No official recruit visits for Blue-White weekend
Saturday’s Blue-White Game, which annually attracts one of the nation’s largest spring game crowds, has always been a big day for Penn State recruiting. But James Franklin said Wednesday night that the Nittany Lions decided to make a big change this year.
The Nittany Lions will not host any official visits this weekend, instead urging prospects to come on unofficial visits and save those officials a little later in the recruiting process.
“We had a lot of discussions last year about this and we had a lot of discussions this year, before this, about how we were going to approach that,” Franklin said Wednesday, following Penn State’s 13th practice of the spring. “We decided to stay away from official visits this weekend for a couple reasons.”
First and foremost, Franklin explained, early signing day isn’t until December. In the past, Franklin invited players for official visits Blue-White weekend in hopes to get an early commitment — but then some players changed their minds and held off on a decision.
Secondly, Franklin felt the official visits took away quality time with his current players. After the Blue-White Game, Penn State hosts a big picnic with players and their families. And trying to balance official visits with that just wasn’t working.
“You can’t do it,” Franklin said. “And I don’t get enough time with our players, I don’t get enough time with our players’ parents. So we just felt like we needed to make a decision there, and that’s the route we went.”
Odds are there will still be plenty of big-name recruits on hand Saturday. Five-star linebacker Antoine Sampah, one of the nation’s top overall players, plans to visit with two of his teammates, for example.
Franklin’s success in recruiting is difficult to overlook. In the three previous classes, according to 247 Sports, Franklin has boasted a top-15 class every time. So far this season, he has the 14th-best recruiting class in the nation.
Changes to offensive line
Penn State has an interesting position battle at offensive guard, with both C.J. Thorpe and Mike Miranda battling for a spot opposite Steven Gonzalez. But, no matter who wins, Franklin said fans should see plenty of all three players — and that philosophy also goes for offensive tackle, too.

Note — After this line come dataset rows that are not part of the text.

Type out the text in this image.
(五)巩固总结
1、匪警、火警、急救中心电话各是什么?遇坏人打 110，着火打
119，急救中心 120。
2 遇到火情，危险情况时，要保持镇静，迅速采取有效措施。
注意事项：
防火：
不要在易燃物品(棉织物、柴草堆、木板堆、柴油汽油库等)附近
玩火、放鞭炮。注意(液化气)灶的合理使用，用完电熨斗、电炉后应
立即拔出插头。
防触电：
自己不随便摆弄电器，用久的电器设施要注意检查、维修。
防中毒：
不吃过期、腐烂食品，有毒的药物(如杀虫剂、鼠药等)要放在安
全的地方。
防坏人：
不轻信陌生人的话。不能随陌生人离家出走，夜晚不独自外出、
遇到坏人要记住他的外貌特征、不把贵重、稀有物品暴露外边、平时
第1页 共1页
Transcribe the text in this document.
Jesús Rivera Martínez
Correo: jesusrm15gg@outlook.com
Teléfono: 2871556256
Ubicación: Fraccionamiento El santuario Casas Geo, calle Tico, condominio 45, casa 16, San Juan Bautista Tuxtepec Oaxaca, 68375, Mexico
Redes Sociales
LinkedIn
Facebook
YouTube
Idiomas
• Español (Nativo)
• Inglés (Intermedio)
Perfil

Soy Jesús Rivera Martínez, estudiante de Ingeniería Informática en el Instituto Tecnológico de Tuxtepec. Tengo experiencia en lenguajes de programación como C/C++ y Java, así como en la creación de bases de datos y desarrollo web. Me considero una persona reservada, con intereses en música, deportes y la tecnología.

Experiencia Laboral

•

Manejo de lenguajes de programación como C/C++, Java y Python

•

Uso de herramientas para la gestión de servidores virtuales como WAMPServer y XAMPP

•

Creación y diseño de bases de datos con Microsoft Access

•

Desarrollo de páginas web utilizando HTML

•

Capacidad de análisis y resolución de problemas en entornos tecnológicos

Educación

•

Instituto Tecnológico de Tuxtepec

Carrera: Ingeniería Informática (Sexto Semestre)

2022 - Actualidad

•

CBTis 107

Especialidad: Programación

“I really see us, right now, playing all three of those guys,” Franklin said. “I don’t think it’ll be like last year where we have a starting five and try to stay with a starting five. The third guard, right now, is going to play. The third tackle is going to play.”
Franklin said that Thorpe “lost some things fundamentally” after moving to defensive tackle for a short stretch last season. And he said Miranda is “kind of like a seasoned veteran.” At tackle, Rasheed Walker again took first-team reps opposite Will Fries.
Keaton Ellis still making an impact
State College native and former Little Lion Keaton Ellis enrolled early in January, but he’s already earned some unprompted praise from the coaching staff.
When Franklin was asked what he’s been most pleased with this spring, he mentioned a few things — and a few players by name. The offense has done a better job of protecting the ball and being explosive. Special teams has changed for the better, at least culturally. And, he said, two young corners have stepped up early: Keaton Ellis and Marquis Wilson, who grabbed two interceptions at practice Wednesday.
“Those guys have made plays,” Franklin said.
Value of Blue-White Game
The spring game has historically been more for the fans than the football team. And Franklin didn’t seem to refute that much Wednesday, when asked what he was hoping to get out of Saturday’s annual spring scrimmage.
“Probably not what you want to hear but, really, these 13 practices are much more valuable for us,” he said. “The spring game is great. You see a lot of people around the country not even doing spring games; they’re doing skellies or individual or they’re canceling it.
“For us, the 13 practices are critical. The spring game, I do think there’s still value to go in the stadium and compete in that environment, especially when we get 75,000 people to show up to that game. I still think there’s value in that but, for coaches, I think it’s always more about the practices where you can control a little bit more the situations and the environment.”